Data published by the Australian Prudential Regulation Authority on Thursday show that the value of home loans sitting on the balance sheets of regulated lenders rose by A$7.8 billion in October to $2.14 trillion.
Macquarie, which has been the fastest growing home lender over the last four years, expanded the size of its book by $3.3 billion to more than $112 billion.
That accounted for around for around 40 per cent of the mortgage sector’s growth over the month.
ANZ’s aggressive pricing strategy – backed also by the retention of cashbacks for new borrowers – grew its home loan book by $2 billion to almost $288 billion.
Two other major banks – Westpac and NAB – also registered market share gains in September after expanding their books by $1.6 billion and $1.3 billion respectively.
However, the country’s largest home lender, Commonwealth Bank, continued to lose market ground even though it eked out marginal growth among investment borrowers.

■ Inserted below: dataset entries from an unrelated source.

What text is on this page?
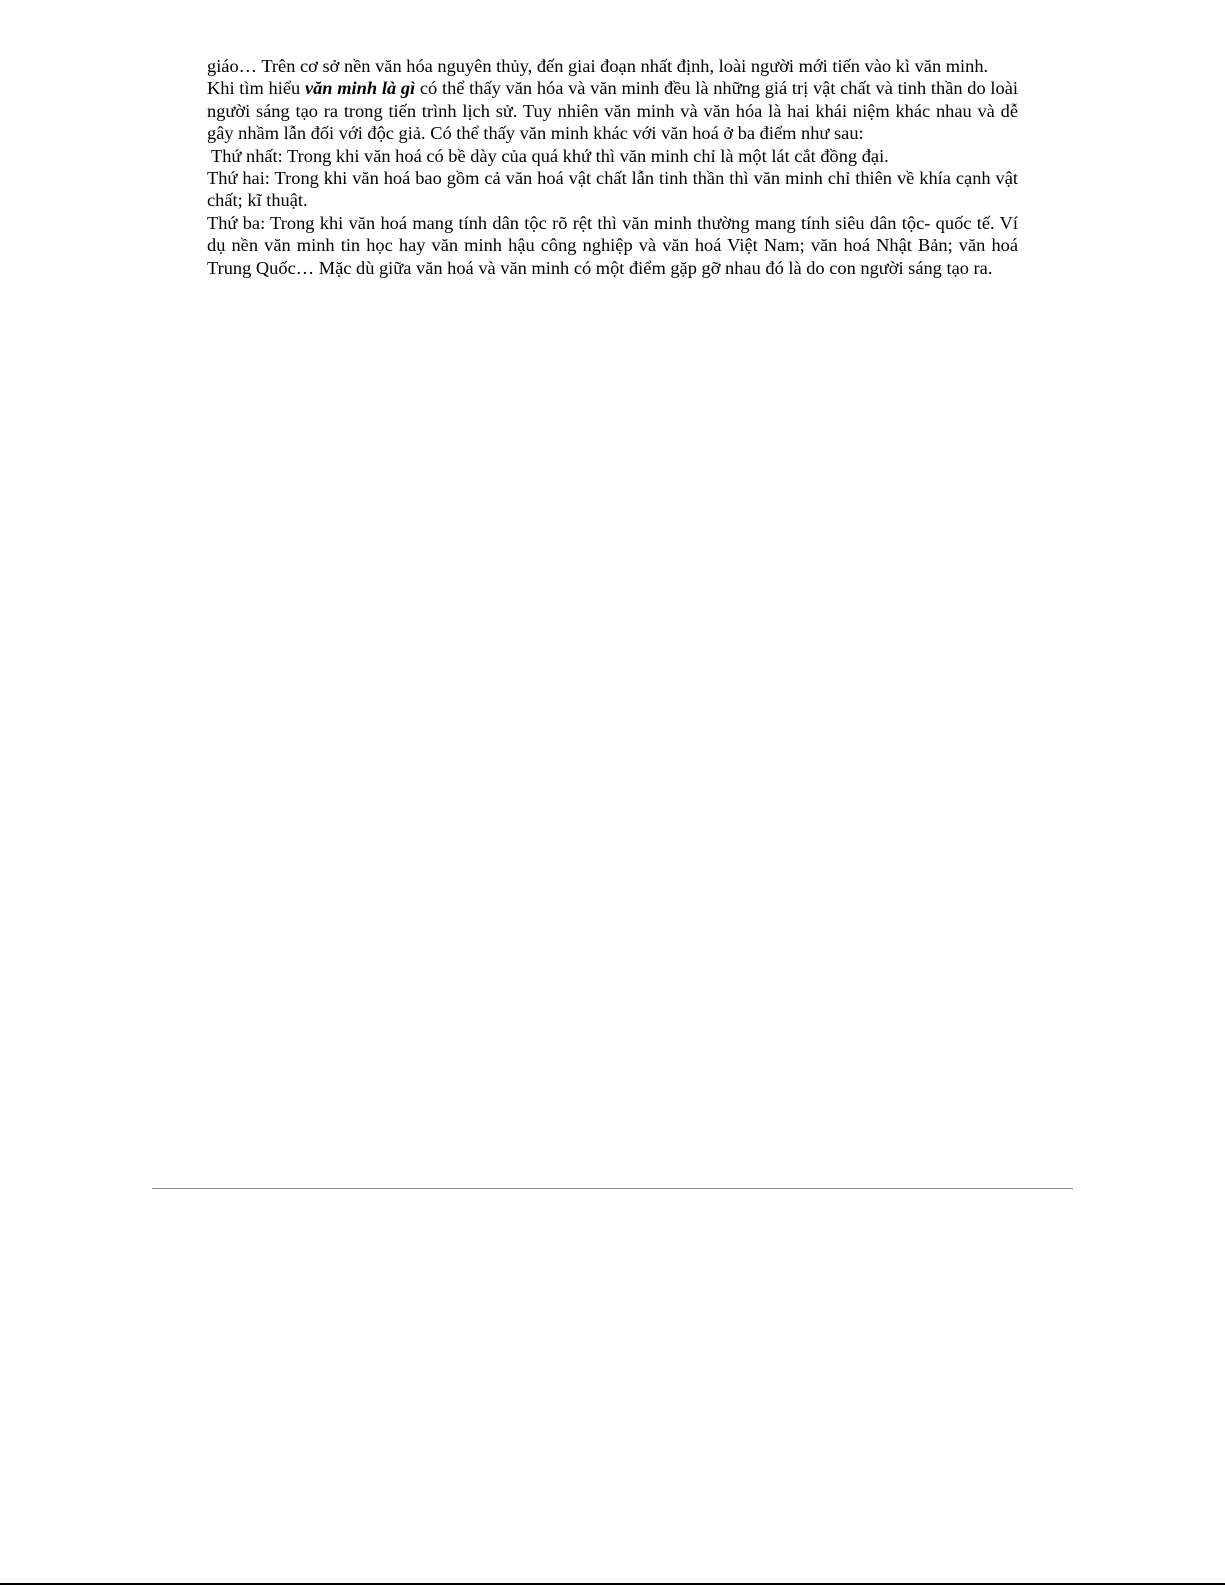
giáo… Trên cơ sở nền văn hóa nguyên thủy, đến giai đoạn nhất định, loài người mới tiến vào kì văn minh.

Khi tìm hiểu văn minh là gì có thể thấy văn hóa và văn minh đều là những giá trị vật chất và tinh thần do loài người sáng tạo ra trong tiến trình lịch sử. Tuy nhiên văn minh và văn hóa là hai khái niệm khác nhau và dễ gây nhầm lẫn đối với độc giả. Có thể thấy văn minh khác với văn hoá ở ba điểm như sau:

Thứ nhất: Trong khi văn hoá có bề dày của quá khứ thì văn minh chỉ là một lát cắt đồng đại.

Thứ hai: Trong khi văn hoá bao gồm cả văn hoá vật chất lẫn tinh thần thì văn minh chỉ thiên về khía cạnh vật chất; kĩ thuật.

Thứ ba: Trong khi văn hoá mang tính dân tộc rõ rệt thì văn minh thường mang tính siêu dân tộc- quốc tế. Ví dụ nền văn minh tin học hay văn minh hậu công nghiệp và văn hoá Việt Nam; văn hoá Nhật Bản; văn hoá Trung Quốc… Mặc dù giữa văn hoá và văn minh có một điểm gặp gỡ nhau đó là do con người sáng tạo ra.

CBA’s total mortgage book grew by only $63 million over the 30 day period.
As lending growth this year has concentrated among a few big lenders, regional banks and mutuals have stepped away from cut-throat pricing to avoid being saddled with unprofitable loans.

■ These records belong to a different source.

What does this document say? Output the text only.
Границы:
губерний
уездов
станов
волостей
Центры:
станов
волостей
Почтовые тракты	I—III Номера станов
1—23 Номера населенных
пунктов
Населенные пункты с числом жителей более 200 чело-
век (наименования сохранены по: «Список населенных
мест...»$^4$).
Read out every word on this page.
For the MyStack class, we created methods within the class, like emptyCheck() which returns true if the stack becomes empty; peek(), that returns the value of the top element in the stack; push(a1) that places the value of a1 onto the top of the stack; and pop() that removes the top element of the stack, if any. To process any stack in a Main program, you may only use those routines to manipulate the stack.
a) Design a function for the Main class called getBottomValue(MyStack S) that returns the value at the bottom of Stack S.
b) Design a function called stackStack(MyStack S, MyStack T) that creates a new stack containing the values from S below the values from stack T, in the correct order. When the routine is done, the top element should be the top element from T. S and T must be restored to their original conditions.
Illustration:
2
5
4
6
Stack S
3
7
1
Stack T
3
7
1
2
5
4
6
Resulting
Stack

Bendigo, AMP Bank and Bank of Queensland were among the many lenders to cede market share in September.
Bendigo’s mortgage business contracted by more than $200 million, while BOQ suffered a $60 million decline in the size of its book.
AMP Bank’s mortgage business dwindled by more than $50 million.

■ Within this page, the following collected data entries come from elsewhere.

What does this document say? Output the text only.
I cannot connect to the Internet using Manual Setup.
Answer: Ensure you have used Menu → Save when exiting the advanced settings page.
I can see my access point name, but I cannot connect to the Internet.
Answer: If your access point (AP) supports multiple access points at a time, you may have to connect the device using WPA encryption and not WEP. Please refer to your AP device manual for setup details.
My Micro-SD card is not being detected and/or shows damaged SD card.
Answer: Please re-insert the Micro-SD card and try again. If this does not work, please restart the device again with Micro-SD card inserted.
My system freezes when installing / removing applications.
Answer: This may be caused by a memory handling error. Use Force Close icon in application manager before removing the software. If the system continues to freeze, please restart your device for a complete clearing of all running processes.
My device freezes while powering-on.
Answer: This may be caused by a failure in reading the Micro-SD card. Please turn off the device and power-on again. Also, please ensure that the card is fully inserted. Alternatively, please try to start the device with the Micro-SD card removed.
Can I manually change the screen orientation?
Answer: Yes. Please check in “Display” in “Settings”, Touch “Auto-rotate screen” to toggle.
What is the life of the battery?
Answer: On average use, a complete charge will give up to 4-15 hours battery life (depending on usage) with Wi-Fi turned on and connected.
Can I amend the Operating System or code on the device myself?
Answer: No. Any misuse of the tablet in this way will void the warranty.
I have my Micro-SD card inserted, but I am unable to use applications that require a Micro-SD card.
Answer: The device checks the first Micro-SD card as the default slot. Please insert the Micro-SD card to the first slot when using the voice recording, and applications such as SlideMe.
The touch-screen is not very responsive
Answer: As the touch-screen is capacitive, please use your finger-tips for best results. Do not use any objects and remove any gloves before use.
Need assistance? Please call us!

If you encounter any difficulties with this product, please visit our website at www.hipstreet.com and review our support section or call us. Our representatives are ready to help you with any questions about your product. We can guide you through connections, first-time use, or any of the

Mortgage activity contracted across much of the customer-owned sector, although a string of providers were able to winkle modest growth including Great Southern Bank (up $33 million) and Defence Bank (up $36 million).
Newcastle Greater Mutual and Heritage-People’s Choice were among the mutuals to lose market share after reporting their books had suffered run-off of $20 million and $3 million, respectively.
Canstar director Steve Mickenbecker said the ability of mid-market lenders to compete was now constrained by the fact they were partly reliant on wholesale funding to support their mortgage businesses.
“When rate cycles turn the pain is felt most among the mid-sized lenders who fund part of their lending through wholesale funds,” he said.
“Those types of banks typically have much lower credit ratings than the major banks so they have to pay more for wholesale funding.”
Mickenbecker said there was an increasing number of lenders no longer offering discounted pricing to prospective house buyers because of the impact of higher funding costs on their margins.